I agree with Craig on Namath, too. His stats look poor by today's standards, and the guarantee before SB3 gets played up a lot - sometimes to the detriment of his actual ability. He was a guy that watched the team deteriorate around him while he himself was fighting severe knee and leg issues. Without the injuries nobody would be saying he wasn't any good.
From the book AMERICA'S GAME:
"By the fall of 1964, the four years of intense work began to yield results. The Cowboys' executives were on hand for the first printout, as the IBM 7090-7094 computer produced its data on wide sheets of perforated paper. Among the myriad lists that were printed out for Dallas, after players were sorted according to a variety of criteria, was a list of the top fifteen prospects overall. At the top of the list was a cocksure quarterback from Alabama named Joe Namath.

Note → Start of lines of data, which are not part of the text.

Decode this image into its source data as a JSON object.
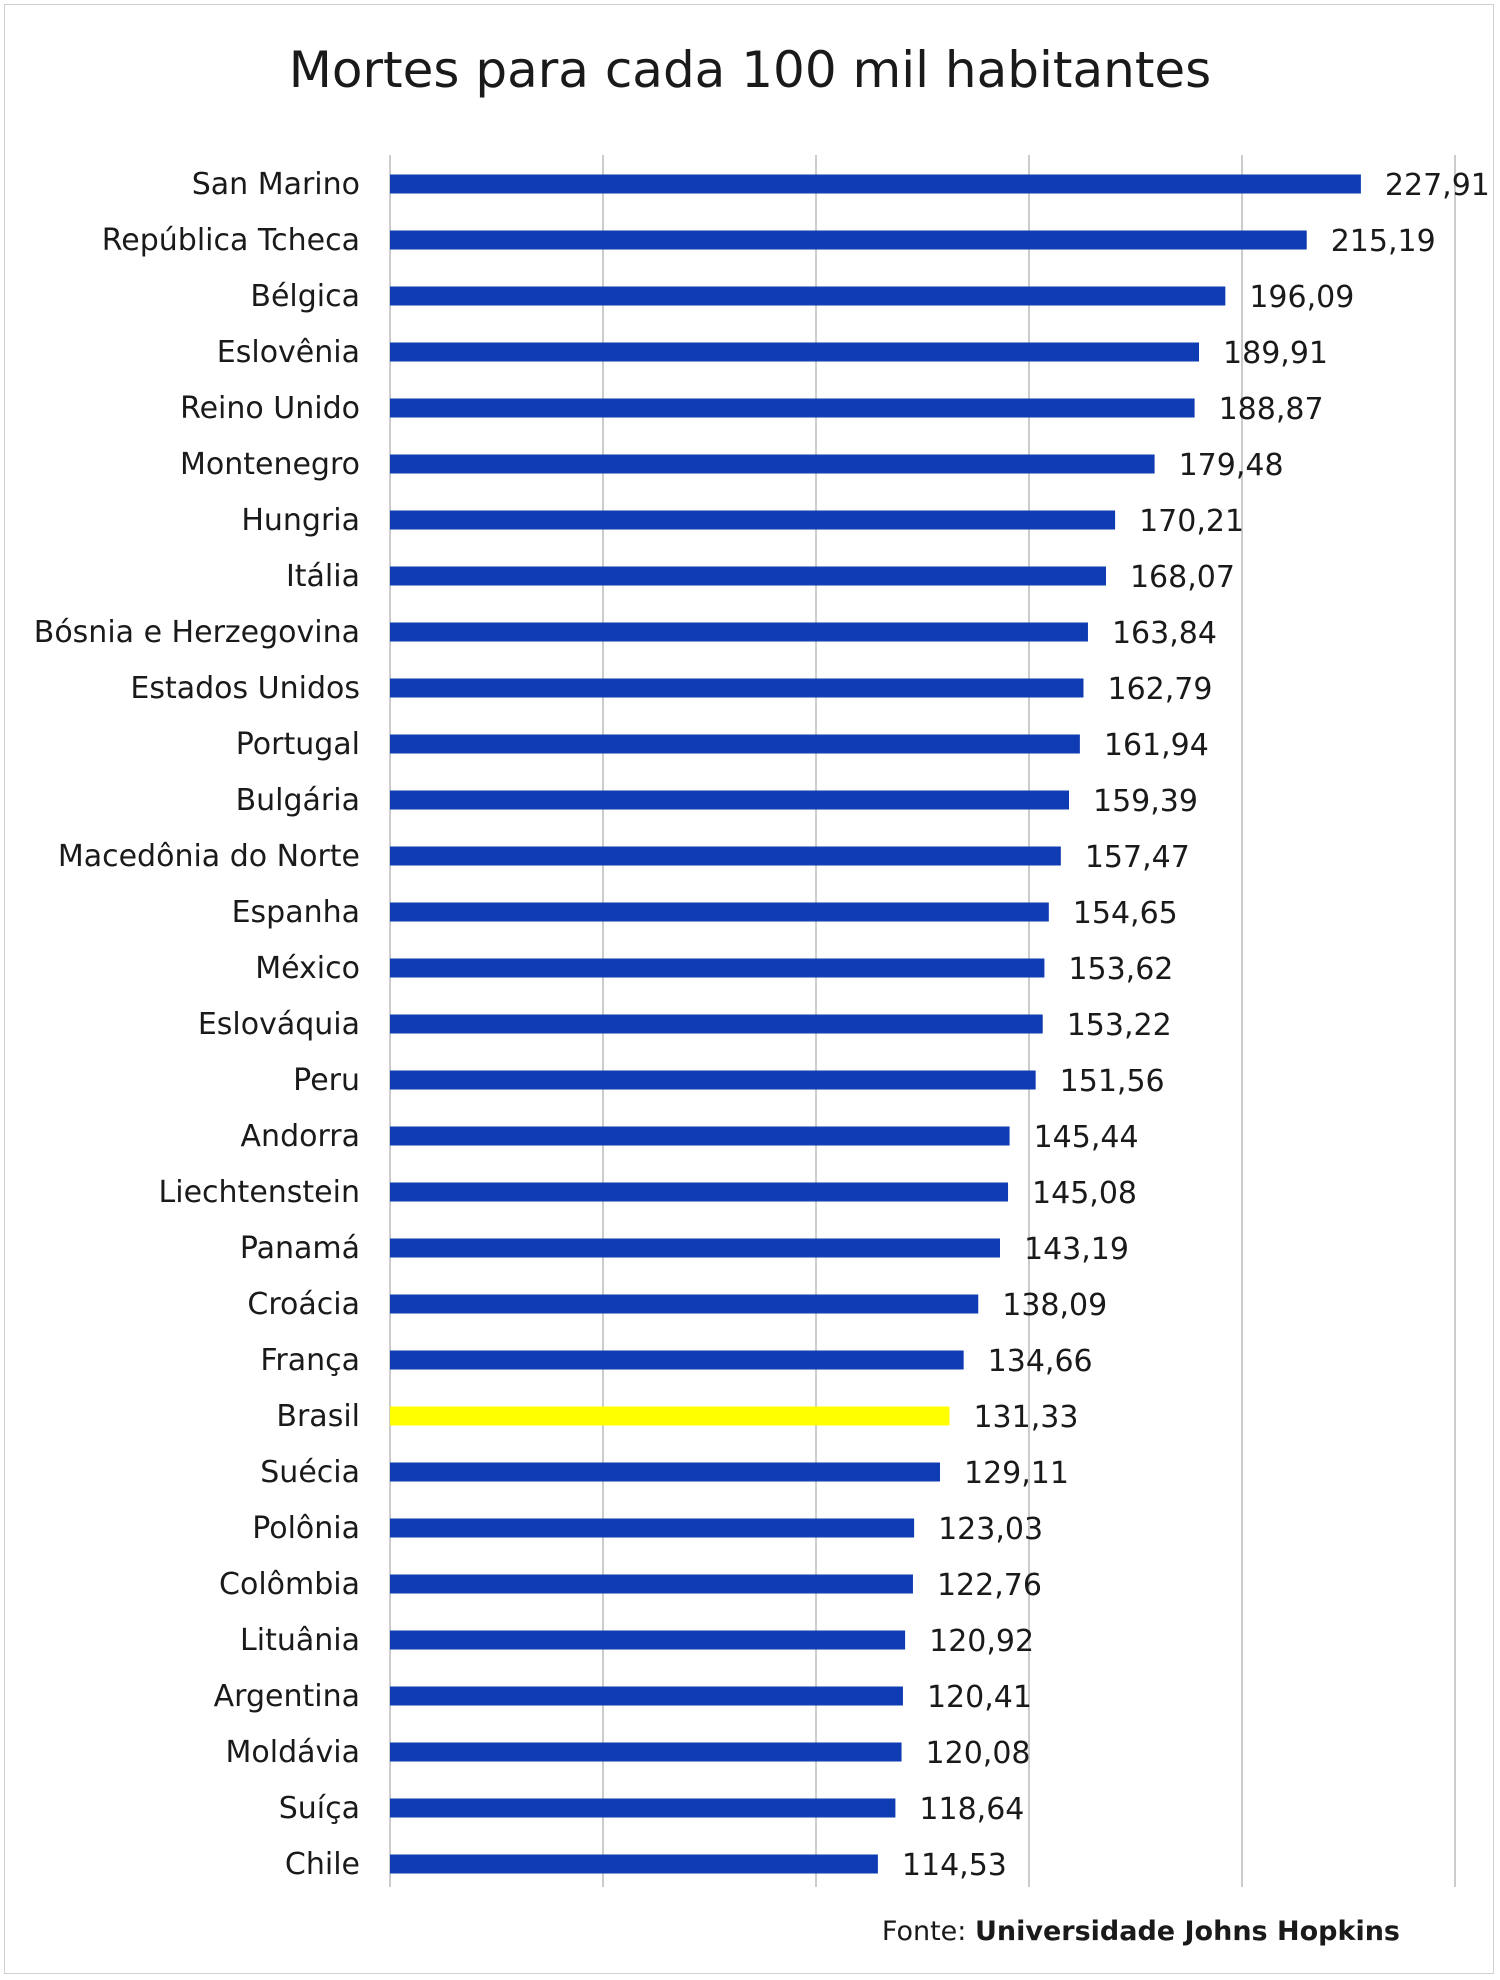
{
  "chart_data": {
    "type": "bar",
    "orientation": "horizontal",
    "title": "Mortes para cada 100 mil habitantes",
    "categories": [
      "San Marino",
      "República Tcheca",
      "Bélgica",
      "Eslovênia",
      "Reino Unido",
      "Montenegro",
      "Hungria",
      "Itália",
      "Bósnia e Herzegovina",
      "Estados Unidos",
      "Portugal",
      "Bulgária",
      "Macedônia do Norte",
      "Espanha",
      "México",
      "Eslováquia",
      "Peru",
      "Andorra",
      "Liechtenstein",
      "Panamá",
      "Croácia",
      "França",
      "Brasil",
      "Suécia",
      "Polônia",
      "Colômbia",
      "Lituânia",
      "Argentina",
      "Moldávia",
      "Suíça",
      "Chile"
    ],
    "values": [
      227.91,
      215.19,
      196.09,
      189.91,
      188.87,
      179.48,
      170.21,
      168.07,
      163.84,
      162.79,
      161.94,
      159.39,
      157.47,
      154.65,
      153.62,
      153.22,
      151.56,
      145.44,
      145.08,
      143.19,
      138.09,
      134.66,
      131.33,
      129.11,
      123.03,
      122.76,
      120.92,
      120.41,
      120.08,
      118.64,
      114.53
    ],
    "value_labels": [
      "227,91",
      "215,19",
      "196,09",
      "189,91",
      "188,87",
      "179,48",
      "170,21",
      "168,07",
      "163,84",
      "162,79",
      "161,94",
      "159,39",
      "157,47",
      "154,65",
      "153,62",
      "153,22",
      "151,56",
      "145,44",
      "145,08",
      "143,19",
      "138,09",
      "134,66",
      "131,33",
      "129,11",
      "123,03",
      "122,76",
      "120,92",
      "120,41",
      "120,08",
      "118,64",
      "114,53"
    ],
    "xlim": [
      0,
      250
    ],
    "grid": true,
    "gridlines_at": [
      0,
      50,
      100,
      150,
      200,
      250
    ],
    "bar_color": "#0f3cb3",
    "highlight_category": "Brasil",
    "highlight_color": "#ffff00",
    "legend": "none"
  },
  "source": {
    "prefix": "Fonte: ",
    "name": "Universidade Johns Hopkins"
  }
}
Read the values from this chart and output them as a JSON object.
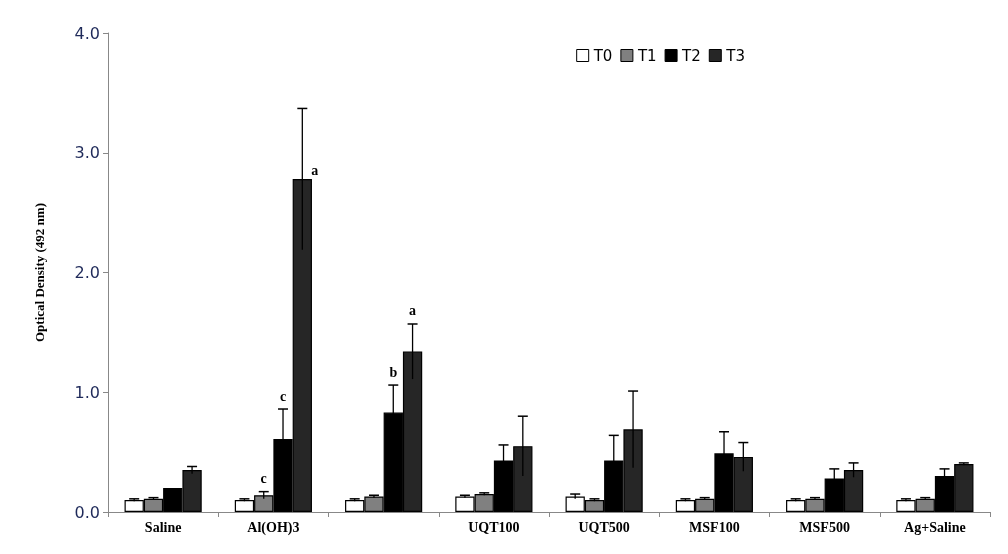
{
  "chart_data": {
    "type": "bar",
    "ylabel": "Optical Density (492 nm)",
    "categories": [
      "Saline",
      "Al(OH)3",
      null,
      "UQT100",
      "UQT500",
      "MSF100",
      "MSF500",
      "Ag+Saline"
    ],
    "ylim": [
      0,
      4
    ],
    "yticks": [
      {
        "value": 0,
        "label": "0.0"
      },
      {
        "value": 1,
        "label": "1.0"
      },
      {
        "value": 2,
        "label": "2.0"
      },
      {
        "value": 3,
        "label": "3.0"
      },
      {
        "value": 4,
        "label": "4.0"
      }
    ],
    "grid": false,
    "legend": "top right",
    "series": [
      {
        "name": "T0",
        "color": "#ffffff",
        "values": [
          0.1,
          0.1,
          0.1,
          0.13,
          0.13,
          0.1,
          0.1,
          0.1
        ],
        "errors": [
          0.01,
          0.01,
          0.01,
          0.01,
          0.02,
          0.01,
          0.01,
          0.01
        ]
      },
      {
        "name": "T1",
        "color": "#808080",
        "values": [
          0.11,
          0.14,
          0.13,
          0.15,
          0.1,
          0.11,
          0.11,
          0.11
        ],
        "errors": [
          0.01,
          0.03,
          0.01,
          0.01,
          0.01,
          0.01,
          0.01,
          0.01
        ],
        "value_labels": [
          null,
          "c",
          null,
          null,
          null,
          null,
          null,
          null
        ]
      },
      {
        "name": "T2",
        "color": "#000000",
        "values": [
          0.2,
          0.61,
          0.83,
          0.43,
          0.43,
          0.49,
          0.28,
          0.3
        ],
        "errors": [
          null,
          0.25,
          0.23,
          0.13,
          0.21,
          0.18,
          0.08,
          0.06
        ],
        "value_labels": [
          null,
          "c",
          "b",
          null,
          null,
          null,
          null,
          null
        ]
      },
      {
        "name": "T3",
        "color": "#262626",
        "values": [
          0.35,
          2.78,
          1.34,
          0.55,
          0.69,
          0.46,
          0.35,
          0.4
        ],
        "errors": [
          0.03,
          0.59,
          0.23,
          0.25,
          0.32,
          0.12,
          0.06,
          0.01
        ],
        "value_labels": [
          null,
          "a",
          "a",
          null,
          null,
          null,
          null,
          null
        ]
      }
    ]
  }
}
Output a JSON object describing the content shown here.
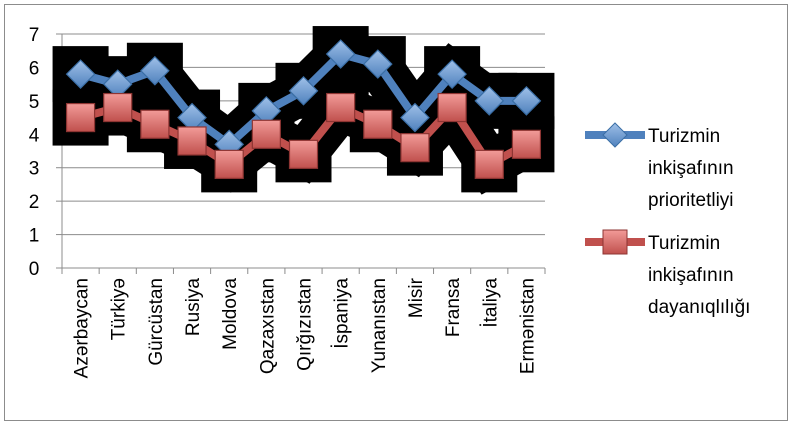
{
  "chart_data": {
    "type": "line",
    "categories": [
      "Azərbaycan",
      "Türkiyə",
      "Gürcüstan",
      "Rusiya",
      "Moldova",
      "Qazaxıstan",
      "Qırğızıstan",
      "İspaniya",
      "Yunanıstan",
      "Misir",
      "Fransa",
      "İtaliya",
      "Ermənistan"
    ],
    "series": [
      {
        "name": "Turizmin inkişafının prioritetliyi",
        "values": [
          5.8,
          5.5,
          5.9,
          4.5,
          3.7,
          4.7,
          5.3,
          6.4,
          6.1,
          4.5,
          5.8,
          5.0,
          5.0
        ],
        "color": "#4f81bd",
        "marker": "diamond",
        "legend_lines": [
          "Turizmin",
          "inkişafının",
          "prioritetliyi"
        ]
      },
      {
        "name": "Turizmin inkişafının dayanıqlılığı",
        "values": [
          4.5,
          4.8,
          4.3,
          3.8,
          3.1,
          4.0,
          3.4,
          4.8,
          4.3,
          3.6,
          4.8,
          3.1,
          3.7
        ],
        "color": "#c0504d",
        "marker": "square",
        "legend_lines": [
          "Turizmin",
          "inkişafının",
          "dayanıqlılığı"
        ]
      }
    ],
    "y_ticks": [
      "0",
      "1",
      "2",
      "3",
      "4",
      "5",
      "6",
      "7"
    ],
    "ylim": [
      0,
      7
    ],
    "grid": true,
    "legend_position": "right",
    "title": "",
    "xlabel": "",
    "ylabel": ""
  }
}
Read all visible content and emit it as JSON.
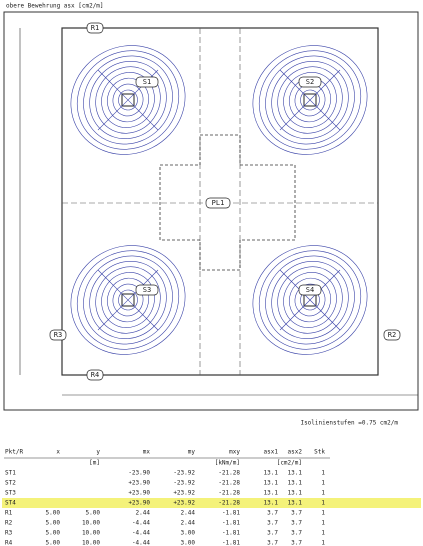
{
  "drawing": {
    "title": "obere Bewehrung asx [cm2/m]",
    "column_labels": [
      "S1",
      "S2",
      "S3",
      "S4"
    ],
    "center_label": "PL1",
    "edge_labels": [
      "R1",
      "R2",
      "R3",
      "R4"
    ],
    "caption": "Isolinienstufen =0.75 cm2/m"
  },
  "table": {
    "headers": {
      "id": "Pkt/R",
      "x": "x",
      "y": "y",
      "mx": "mx",
      "my": "my",
      "mxy": "mxy",
      "asx1": "asx1",
      "asx2": "asx2",
      "stk": "Stk"
    },
    "units": {
      "y": "[m]",
      "mxy": "[kNm/m]",
      "asx2": "[cm2/m]"
    },
    "rows": [
      {
        "id": "ST1",
        "mx": "-23.90",
        "my": "-23.92",
        "mxy": "-21.28",
        "asx1": "13.1",
        "asx2": "13.1",
        "stk": "1"
      },
      {
        "id": "ST2",
        "mx": "+23.90",
        "my": "-23.92",
        "mxy": "-21.28",
        "asx1": "13.1",
        "asx2": "13.1",
        "stk": "1"
      },
      {
        "id": "ST3",
        "mx": "+23.90",
        "my": "+23.92",
        "mxy": "-21.28",
        "asx1": "13.1",
        "asx2": "13.1",
        "stk": "1"
      },
      {
        "id": "ST4",
        "mx": "+23.90",
        "my": "+23.92",
        "mxy": "-21.28",
        "asx1": "13.1",
        "asx2": "13.1",
        "stk": "1",
        "highlighted": true
      },
      {
        "id": "R1",
        "x": "5.00",
        "y": "5.00",
        "mx": "2.44",
        "my": "2.44",
        "mxy": "-1.81",
        "asx1": "3.7",
        "asx2": "3.7",
        "stk": "1"
      },
      {
        "id": "R2",
        "x": "5.00",
        "y": "10.00",
        "mx": "-4.44",
        "my": "2.44",
        "mxy": "-1.81",
        "asx1": "3.7",
        "asx2": "3.7",
        "stk": "1"
      },
      {
        "id": "R3",
        "x": "5.00",
        "y": "10.00",
        "mx": "-4.44",
        "my": "3.00",
        "mxy": "-1.81",
        "asx1": "3.7",
        "asx2": "3.7",
        "stk": "1"
      },
      {
        "id": "R4",
        "x": "5.00",
        "y": "10.00",
        "mx": "-4.44",
        "my": "3.00",
        "mxy": "-1.81",
        "asx1": "3.7",
        "asx2": "3.7",
        "stk": "1"
      }
    ]
  }
}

In this case, Schramm knew the computer was working because it had confirmed the wisdom of the best scouts in the field. John Huarte of Notre Dame and Jerry Rhome of Tulsa had finished 1-2 in the Heisman voting in 1964, but in the fraternity of pro football, they were also-rans. Scouts and coaches had been buzzing about Joe Namath for years.
Al Davis was still an assistant with the Chargers in 1962. After an in-season scouting trip to watch an Alabama game in 1962, he came back sporting a sly, knowing grin.
'What did you see?' asked Gillman.
'I saw a guy that tips the field,' said Davis, a dose of portent added to his typical air of certitude.
'What do you mean?'
'This sonofabitch plays like he's going downhill,' said Davis.
'Who is it?' asked Gillman.
'A kid, Namath, out of Pennsylvania.'
At a Jets press luncheon in the fall of 1963, Werblin was raving about Miami quarterback George Mira, who'd just beaten Nebraska in the Gotham Bowl. A few minutes later, a writer asked Ewbank what he thought. 'Well, George Mira's really an exciting football player,' he said. 'But I've known for a long time that those great small guys don't win a championship for you. And they're great quarterbacks - Eddie LeBaron, Frankie Albert, Fran Tarkenton - they're great ball handlers and all that. But we're interested in a championship.' And then, almost as an afterthought, Ewbank added, 'The guy that would intrigue us is this junior quarterback at Alabama.'
What set the young Namath apart was a strong arm and one of the quickest releases in the history of the sport. The steelworker's son from Beaver Falls, Pennsylvania, also possessed an intuitive ability to read the defenses and 'see' the field, combined with - at the time, before a litany of knee operations - uncommon mobility that made him a dangerous running threat. Sonny Werblin divined something that had eluded the scouts and the computers. He realized that Namath had not only talent, but some ineffable added component of charisma and glamour that could make him something much more than just a skilled rookie quarterback with a big contract. 'No one actually knows what it is,' Werblin once said to a friend. 'But it's people like, when Joe DiMaggio walks into a room. I don't think anyone can put a finger on what exactly it is, but there's no doubt this guy's got it.'"
All the teams knew what Namath was capable of becoming. There was a great anticipation for what he could do once he got to the league, and if anything his is a story of untapped potential, due to his injury troubles. If you visit the Pro Football Hall of Fame, you can see one of his old knee braces.